As you follow the example, you are introduced to some of the basic tasks of
designing a filter and using FDATool. You will engage some of the quantization
capabilities of the toolbox, and a few of the filter design architectures provided
as well.
Before you begin this example, start MATLAB and verify that you have
installed Signal Processing and Filter Design Toolboxes (type ver at the
command prompt). You should see Filter Design Toolbox, version 2.0 and
Signal Processing Toolbox, version 5.0, among others, in the list of installed
products.
Example - Creating a Quantized IIR Filter
Example Background. Wireless communications technologies, such as cellular
telephones, need to account for the receiver’s motion relative to the transmitter
and for path changes between the stations.

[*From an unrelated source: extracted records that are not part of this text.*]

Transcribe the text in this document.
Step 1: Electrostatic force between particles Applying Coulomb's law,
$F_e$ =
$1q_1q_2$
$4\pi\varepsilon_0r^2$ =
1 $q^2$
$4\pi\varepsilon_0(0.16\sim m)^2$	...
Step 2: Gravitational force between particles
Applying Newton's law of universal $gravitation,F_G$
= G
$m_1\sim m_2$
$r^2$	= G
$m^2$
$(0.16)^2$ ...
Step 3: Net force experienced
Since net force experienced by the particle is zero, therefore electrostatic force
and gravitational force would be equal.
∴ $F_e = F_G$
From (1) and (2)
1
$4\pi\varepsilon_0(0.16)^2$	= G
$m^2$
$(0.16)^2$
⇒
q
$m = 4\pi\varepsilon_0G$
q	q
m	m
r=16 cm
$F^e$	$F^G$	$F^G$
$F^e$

To model the channel fading and
frequency shifting that occurs when the receiver is moving, wireless
communications models apply a lowpass filter to the transmitted signal. With
a narrow passband of 0 to 40Hz that modifies the transmitted signal, the
lowpass filter simulates the Doppler shift caused by the motion between the
transmitter and receiver. As the lowpass filter requires a rather peculiar rising
shape across the passband and an extremely sharp transition region, designing
and quantizing the filter presents an interesting study in filter design. In
Figure 1-2, you see the frequency response curve for the RFC filter. Notice the
narrow passband with the rising shape and the sharp cutoff transition. Also
note that the y-axis is a linear scale that dramatizes the shape of the passband.